A list of the start and end of the TimestampPeriod as formated string.

Return type:

list of 2 strings

union(other, how='inner')[source]

Unite 2 TimestampPeriods to one.

Compares the Periods and computes a new one.

Parameters:
  • other (TimestampPeriod) – The other TimestampPeriod with whome to compare.

  • how (str, optional) – How to compare the 2 TimestampPeriods. Can be “inner” or “outer”. “inner”: the maximal Timespan for both is computed. “outer”: The minimal Timespan for both is computed. The default is “inner”.

Returns:

A new TimespanPeriod object uniting both TimestampPeriods.

Return type:

TimestampPeriod

weatherDB.lib.utils.get_cdc_file_list(ftp_folders)[source]
weatherDB.lib.utils.get_ftp_file_list(ftp_conn, ftp_folders)[source]

Get a list of files in the folders with their modification dates.

Parameters:
  • ftp_conn (ftplib.FTP) – Ftp connection.

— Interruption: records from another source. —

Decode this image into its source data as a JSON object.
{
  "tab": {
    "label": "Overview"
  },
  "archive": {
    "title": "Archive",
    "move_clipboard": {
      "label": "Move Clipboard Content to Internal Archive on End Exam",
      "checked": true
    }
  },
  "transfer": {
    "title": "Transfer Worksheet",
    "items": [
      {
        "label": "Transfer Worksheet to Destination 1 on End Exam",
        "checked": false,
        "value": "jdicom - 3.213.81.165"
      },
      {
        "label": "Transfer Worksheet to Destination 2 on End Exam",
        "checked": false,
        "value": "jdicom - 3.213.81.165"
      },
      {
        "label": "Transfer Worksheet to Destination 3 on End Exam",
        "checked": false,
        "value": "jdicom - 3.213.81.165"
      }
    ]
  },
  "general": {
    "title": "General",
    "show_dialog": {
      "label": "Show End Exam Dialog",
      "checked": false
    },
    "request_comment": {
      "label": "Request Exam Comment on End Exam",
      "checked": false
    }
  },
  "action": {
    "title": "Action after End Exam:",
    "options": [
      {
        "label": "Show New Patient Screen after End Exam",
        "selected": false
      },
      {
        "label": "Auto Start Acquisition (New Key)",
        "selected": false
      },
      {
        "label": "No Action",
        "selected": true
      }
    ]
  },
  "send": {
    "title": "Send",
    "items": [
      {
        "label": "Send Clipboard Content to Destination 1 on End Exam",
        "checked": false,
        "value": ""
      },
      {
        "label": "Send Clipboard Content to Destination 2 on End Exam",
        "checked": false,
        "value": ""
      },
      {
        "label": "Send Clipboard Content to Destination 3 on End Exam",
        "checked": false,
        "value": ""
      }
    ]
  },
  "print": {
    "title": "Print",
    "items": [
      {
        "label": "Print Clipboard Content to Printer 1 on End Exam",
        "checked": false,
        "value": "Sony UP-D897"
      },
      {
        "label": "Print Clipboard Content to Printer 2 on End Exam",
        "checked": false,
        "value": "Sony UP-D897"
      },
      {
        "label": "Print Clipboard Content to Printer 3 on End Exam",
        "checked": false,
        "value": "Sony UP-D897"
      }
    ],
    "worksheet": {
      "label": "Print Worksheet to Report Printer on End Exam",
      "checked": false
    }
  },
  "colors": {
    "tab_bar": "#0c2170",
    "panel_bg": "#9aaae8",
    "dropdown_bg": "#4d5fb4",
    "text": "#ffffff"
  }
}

  • ftp_folders (list of str or pathlike object) – The directories on the ftp server to look for files.

Returns:

A list of Tuples. Every tuple stands for one file. The tuple consists of (filepath, modification date).

Return type:

list of tuples of strs

max_fun
import_DWD

A collection of functions to import data from the DWD-CDC Server.

weatherDB.lib.max_fun.import_DWD.dwd_id_to_str(id)[source]

Convert a station id to normal DWD format as str.

Parameters:

id (int or str) – The id of the station.

Returns:

string of normal DWD Station id.

Return type:

str

weatherDB.lib.max_fun.import_DWD.get_dwd_data(station_id, ftp_folder)[source]

Get the weather data for one station from the DWD server.

Parameters:
  • station_id (str or int) – Number of the station to get the weather data from.

  • ftp_folder (str) – the base folder where to look for the stations_id file. e.g. ftp_folder = “climate_environment/CDC/observations_germany/climate/hourly/precipitation/historical/”. If the parent folder, where “recent”/”historical” folder is inside, both the historical and recent data gets merged.

Returns:

The DataFrame of the selected file in the zip folder.

Return type:

pandas.DataFrame

weatherDB.lib.max_fun.import_DWD.get_dwd_file(zip_filepath)[source]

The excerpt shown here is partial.